Not gone. Slipped back into the Wend, and…
“Upstairs. Now!”
My voice came as a harsh bark. Both Mallet and Beatriz, confused at what just happened, snapped to attention as I bulled past them toward the stairs leading up to my quarters. I had my axe in hand, the damp branch grating along my leather gloves. The stabbing pain in my knee barely registered as I stormed up the stair and burst into my office, the two soldiers close at heel.
I entered into a scene of chaos. Penric sat against the wall near the door, his crossbow lying a distance away. He clutched his side, and blood ran through his fingers. Lisette was on the ground as well, unconscious. No doubt Catrin remembered our confrontation with her and Olliard a year earlier, and had known to take the cleric and her binding threads out of play immediately. The young priest had blood running down her neck from a wound on the back of her skull, probably from clipping the table on her way down judging by a red mark there.
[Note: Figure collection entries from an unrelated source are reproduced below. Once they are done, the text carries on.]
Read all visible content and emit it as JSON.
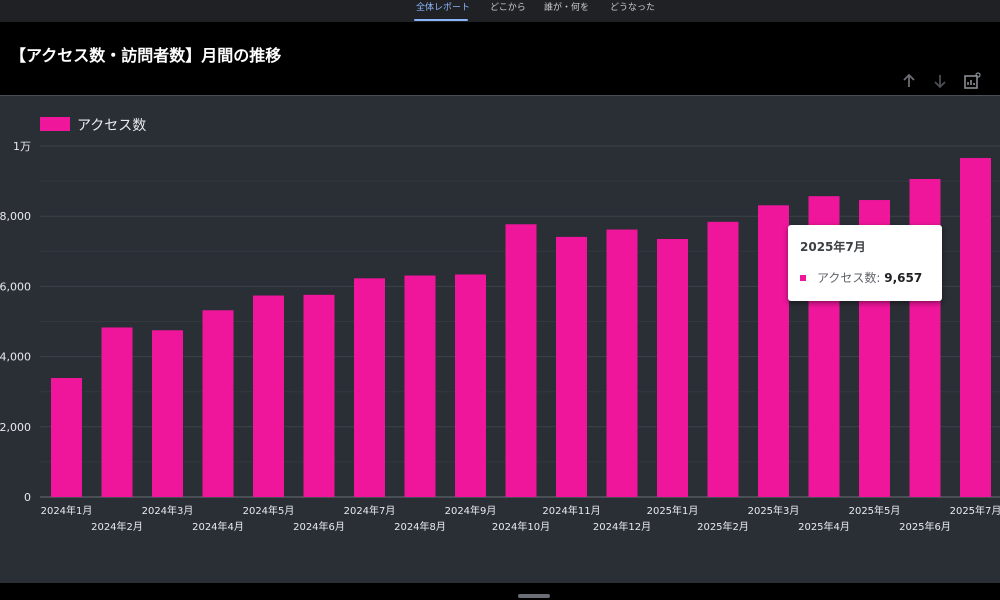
{
  "nav": {
    "tabs": [
      {
        "label": "全体レポート",
        "active": true
      },
      {
        "label": "どこから",
        "active": false
      },
      {
        "label": "誰が・何を",
        "active": false
      },
      {
        "label": "どうなった",
        "active": false
      }
    ]
  },
  "header": {
    "title": "【アクセス数・訪問者数】月間の推移",
    "tools": [
      "arrow-up-icon",
      "arrow-down-icon",
      "chart-settings-icon"
    ]
  },
  "chart_data": {
    "type": "bar",
    "categories": [
      "2024年1月",
      "2024年2月",
      "2024年3月",
      "2024年4月",
      "2024年5月",
      "2024年6月",
      "2024年7月",
      "2024年8月",
      "2024年9月",
      "2024年10月",
      "2024年11月",
      "2024年12月",
      "2025年1月",
      "2025年2月",
      "2025年3月",
      "2025年4月",
      "2025年5月",
      "2025年6月",
      "2025年7月"
    ],
    "series": [
      {
        "name": "アクセス数",
        "values": [
          3390,
          4830,
          4750,
          5320,
          5740,
          5760,
          6230,
          6310,
          6340,
          7770,
          7410,
          7620,
          7350,
          7840,
          8310,
          8570,
          8460,
          9060,
          9657
        ]
      }
    ],
    "ylim": [
      0,
      10000
    ],
    "yticks": [
      {
        "value": 0,
        "label": "0"
      },
      {
        "value": 2000,
        "label": "2,000"
      },
      {
        "value": 4000,
        "label": "4,000"
      },
      {
        "value": 6000,
        "label": "6,000"
      },
      {
        "value": 8000,
        "label": "8,000"
      },
      {
        "value": 10000,
        "label": "1万"
      }
    ],
    "color": "#f0169c",
    "grid": true,
    "legend": "top-left"
  },
  "tooltip": {
    "title": "2025年7月",
    "label": "アクセス数: ",
    "value": "9,657"
  }
}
Catrin faced off with Emma. My squire stood between the angry dhampir and Hyperia with her saber drawn. The princess remained bound to her chair in the middle of our auratic barrier. Ostanes stood near the window, his hands folded into his sleeves. While he still wore the monkish crowfriar garb, he’d returned to his human form. He glanced at me and offered a grimace, but did not move to interfere.
I took in the whole scene and spoke to the two at my back. “Get Penric and Sister Lisette. Make sure they don’t bleed out. Let me handle her.”
They moved to obey. Catrin clutched her elven dagger, the banesilver gleaming unnaturally in the room’s bad light. It still had Penric’s blood on it. Emma’s sword was a far longer and more effective weapon, but I knew Catrin could be fast and vicious in a fight.
She saw me in the doorway, and a pained expression touched her pallid features. “Alken,” she almost keened. “Just let me do this!”
Any sudden movements and she would go for the kill. She’d be faster than me. But could I keep her talking long enough to get close?
“You don’t have to do this,” I said as calmly as I could with my leg screaming and two of my people lying in pools of their own blood. “I’ve found another way. To save you, to stop all of this.”